Jack, Alan yang kukenal dulu adalah anak ceking, sering kelaparan, dan selalu terlambat masuk sekolah. Yang kutahu saat itu, kedua orang tuanya sudah meninggal dan dia tinggal di rumah salah satu bibinya yang memiliki anak banyak.

Aku pernah melihat Alan di pasar sedang memanggul beras. Saat itu, dia hanya menunduk sewaktu aku mendekatinya untuk meyakinkan pandangan. Alan tidak berkata apa pun.

Setelah itu, hari-hari kemudian, aku terbiasa melihat Alan bekerja serabutan setelah pulang sekolah. Dibanding teman yang lain, mungkin saat itu aku orang yang sering didekati Alan untuk ngobrol, meskipun jarang. Tidak pernah sedikit pun dia mengeluh tentang kehidupan yang dijalaninya. Dia sering meminjam buku catatanku dan mengembalikannya ke rumah.

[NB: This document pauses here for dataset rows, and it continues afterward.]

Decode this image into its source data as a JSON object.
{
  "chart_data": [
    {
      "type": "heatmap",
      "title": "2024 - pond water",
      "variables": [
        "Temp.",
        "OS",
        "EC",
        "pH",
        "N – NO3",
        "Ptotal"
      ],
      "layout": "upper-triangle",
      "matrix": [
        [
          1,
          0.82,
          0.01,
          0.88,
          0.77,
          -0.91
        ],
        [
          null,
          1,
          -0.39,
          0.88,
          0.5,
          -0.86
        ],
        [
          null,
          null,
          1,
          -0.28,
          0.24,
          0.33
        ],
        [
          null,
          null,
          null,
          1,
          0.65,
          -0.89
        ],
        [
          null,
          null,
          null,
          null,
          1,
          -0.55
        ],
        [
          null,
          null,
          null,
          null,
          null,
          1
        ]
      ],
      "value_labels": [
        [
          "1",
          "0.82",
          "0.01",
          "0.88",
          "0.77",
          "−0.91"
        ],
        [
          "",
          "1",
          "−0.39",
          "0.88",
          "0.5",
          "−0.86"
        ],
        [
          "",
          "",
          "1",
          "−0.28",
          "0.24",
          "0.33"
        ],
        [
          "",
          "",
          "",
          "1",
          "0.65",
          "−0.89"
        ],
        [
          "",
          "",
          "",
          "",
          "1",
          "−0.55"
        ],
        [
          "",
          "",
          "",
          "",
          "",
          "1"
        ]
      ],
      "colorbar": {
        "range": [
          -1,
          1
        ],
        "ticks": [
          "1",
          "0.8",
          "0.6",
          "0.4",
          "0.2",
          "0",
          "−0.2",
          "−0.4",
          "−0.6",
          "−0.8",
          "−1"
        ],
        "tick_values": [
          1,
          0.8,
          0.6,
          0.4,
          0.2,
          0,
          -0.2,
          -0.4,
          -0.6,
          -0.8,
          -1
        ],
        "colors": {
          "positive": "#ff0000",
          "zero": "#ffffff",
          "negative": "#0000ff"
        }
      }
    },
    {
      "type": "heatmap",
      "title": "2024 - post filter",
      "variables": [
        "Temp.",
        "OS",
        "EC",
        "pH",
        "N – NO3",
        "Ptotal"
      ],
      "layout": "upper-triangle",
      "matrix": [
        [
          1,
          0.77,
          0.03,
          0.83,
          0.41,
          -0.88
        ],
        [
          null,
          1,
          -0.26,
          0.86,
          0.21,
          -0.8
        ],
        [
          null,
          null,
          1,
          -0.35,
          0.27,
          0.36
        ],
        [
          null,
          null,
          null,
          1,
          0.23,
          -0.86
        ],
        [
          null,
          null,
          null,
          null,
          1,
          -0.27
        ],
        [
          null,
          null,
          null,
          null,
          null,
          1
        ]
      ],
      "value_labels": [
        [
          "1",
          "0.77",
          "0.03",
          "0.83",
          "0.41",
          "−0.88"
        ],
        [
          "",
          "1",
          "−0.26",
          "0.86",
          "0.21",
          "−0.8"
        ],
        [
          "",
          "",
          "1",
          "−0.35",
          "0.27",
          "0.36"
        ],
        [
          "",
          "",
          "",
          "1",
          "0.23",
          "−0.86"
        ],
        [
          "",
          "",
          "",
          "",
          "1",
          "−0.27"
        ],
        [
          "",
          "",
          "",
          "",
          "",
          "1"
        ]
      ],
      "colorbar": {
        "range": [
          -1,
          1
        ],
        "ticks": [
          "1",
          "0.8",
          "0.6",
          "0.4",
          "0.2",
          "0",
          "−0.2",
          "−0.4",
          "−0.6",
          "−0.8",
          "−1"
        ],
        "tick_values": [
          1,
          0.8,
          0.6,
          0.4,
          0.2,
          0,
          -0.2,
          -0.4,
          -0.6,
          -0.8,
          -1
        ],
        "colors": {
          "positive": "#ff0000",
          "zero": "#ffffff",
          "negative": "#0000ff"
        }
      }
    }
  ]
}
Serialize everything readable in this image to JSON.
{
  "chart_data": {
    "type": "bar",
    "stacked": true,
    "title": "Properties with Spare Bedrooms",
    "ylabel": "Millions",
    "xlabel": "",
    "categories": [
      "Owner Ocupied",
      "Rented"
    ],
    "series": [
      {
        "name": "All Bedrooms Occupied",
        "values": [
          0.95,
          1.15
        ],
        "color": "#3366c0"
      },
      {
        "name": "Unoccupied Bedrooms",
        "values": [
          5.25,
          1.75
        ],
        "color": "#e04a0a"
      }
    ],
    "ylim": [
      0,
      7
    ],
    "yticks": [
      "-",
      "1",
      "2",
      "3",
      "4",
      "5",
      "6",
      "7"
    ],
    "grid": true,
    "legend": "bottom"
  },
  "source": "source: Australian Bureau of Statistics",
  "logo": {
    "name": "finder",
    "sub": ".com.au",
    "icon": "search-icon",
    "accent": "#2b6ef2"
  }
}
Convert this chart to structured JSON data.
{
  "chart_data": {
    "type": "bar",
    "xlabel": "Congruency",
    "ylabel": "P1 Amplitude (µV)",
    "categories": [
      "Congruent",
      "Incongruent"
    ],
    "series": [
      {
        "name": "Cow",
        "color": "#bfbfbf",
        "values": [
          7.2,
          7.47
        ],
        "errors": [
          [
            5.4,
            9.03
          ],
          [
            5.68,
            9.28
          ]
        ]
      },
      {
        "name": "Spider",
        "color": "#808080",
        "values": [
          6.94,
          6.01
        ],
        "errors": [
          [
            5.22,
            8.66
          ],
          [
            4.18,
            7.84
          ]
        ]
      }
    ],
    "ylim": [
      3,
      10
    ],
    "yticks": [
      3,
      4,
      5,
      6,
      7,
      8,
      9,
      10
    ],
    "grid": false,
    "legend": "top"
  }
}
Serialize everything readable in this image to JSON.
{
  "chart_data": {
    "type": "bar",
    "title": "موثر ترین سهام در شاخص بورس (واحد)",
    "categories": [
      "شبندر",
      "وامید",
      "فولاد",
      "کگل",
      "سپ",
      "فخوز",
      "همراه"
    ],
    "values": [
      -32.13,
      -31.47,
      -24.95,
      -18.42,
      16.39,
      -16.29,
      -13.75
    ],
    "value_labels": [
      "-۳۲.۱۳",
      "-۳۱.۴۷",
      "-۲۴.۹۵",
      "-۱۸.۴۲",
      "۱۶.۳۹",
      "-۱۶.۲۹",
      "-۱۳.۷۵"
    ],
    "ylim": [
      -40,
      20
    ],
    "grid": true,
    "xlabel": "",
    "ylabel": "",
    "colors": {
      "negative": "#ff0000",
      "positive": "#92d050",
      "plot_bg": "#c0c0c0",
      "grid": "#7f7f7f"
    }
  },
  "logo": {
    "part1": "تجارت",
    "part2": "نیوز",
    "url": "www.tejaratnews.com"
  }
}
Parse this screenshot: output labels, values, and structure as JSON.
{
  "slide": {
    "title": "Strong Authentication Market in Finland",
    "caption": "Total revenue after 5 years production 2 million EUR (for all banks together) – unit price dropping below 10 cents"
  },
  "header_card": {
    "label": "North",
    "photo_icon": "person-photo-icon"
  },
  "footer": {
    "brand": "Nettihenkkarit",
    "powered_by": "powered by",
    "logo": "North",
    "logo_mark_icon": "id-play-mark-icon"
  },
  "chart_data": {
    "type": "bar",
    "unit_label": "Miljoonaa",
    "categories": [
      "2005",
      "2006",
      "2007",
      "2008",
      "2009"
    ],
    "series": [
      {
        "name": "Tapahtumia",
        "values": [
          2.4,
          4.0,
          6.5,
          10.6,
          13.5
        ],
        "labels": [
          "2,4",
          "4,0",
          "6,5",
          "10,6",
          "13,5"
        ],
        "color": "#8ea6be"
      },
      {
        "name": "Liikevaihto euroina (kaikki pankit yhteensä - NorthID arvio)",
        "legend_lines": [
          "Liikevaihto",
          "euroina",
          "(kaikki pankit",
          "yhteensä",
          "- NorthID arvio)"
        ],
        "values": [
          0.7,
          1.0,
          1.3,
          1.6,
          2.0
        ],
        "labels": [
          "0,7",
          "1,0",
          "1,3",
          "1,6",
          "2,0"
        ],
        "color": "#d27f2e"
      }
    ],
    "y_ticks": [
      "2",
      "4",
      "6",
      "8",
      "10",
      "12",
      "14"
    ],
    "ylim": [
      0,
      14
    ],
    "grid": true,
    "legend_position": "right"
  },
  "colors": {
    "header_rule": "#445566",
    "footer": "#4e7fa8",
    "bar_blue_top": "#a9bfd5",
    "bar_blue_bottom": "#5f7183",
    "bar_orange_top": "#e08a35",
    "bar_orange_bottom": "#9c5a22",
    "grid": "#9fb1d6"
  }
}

Selepas SMP, aku tidak tahu ke mana Alan melanjutkan sekolah. Yang aku dengar dia tidak ada di Bandung. Ada yang bilang; Alan pergi ke Medan, ada juga kabar katanya dia jadi tukang bangunan. Aku benar-benar kehilangan kontak. Hingga tadi siang aku bisa melihat langsung keberadaannya. Ah, Jack, mataku memanas. Rasanya ada bola-bola air mata yang siap meluruh ke pipi. Aku harus menemui Alan.

Sayang, Jack. Alan sudah pergi dari tempat itu bersama si kakek. Kenapa aku tidak menyadarinya tadi? Lamunanku terlalu lama.

Saat kutanyakan kepada pemilik warung, katanya tentara itu membawa di kakek ke dalam mobil dan mereka sudah pergi. Tiba-tiba perasaan sedih, senang, dan kecewa bercampur aduk dalam dadaku. Andai tadi aku tidak banyak melamun, mungkin aku bisa ngobrol dengannya. Namun, di sisi lain aku merasa lega. Alan baik-baik saja sampai saat ini.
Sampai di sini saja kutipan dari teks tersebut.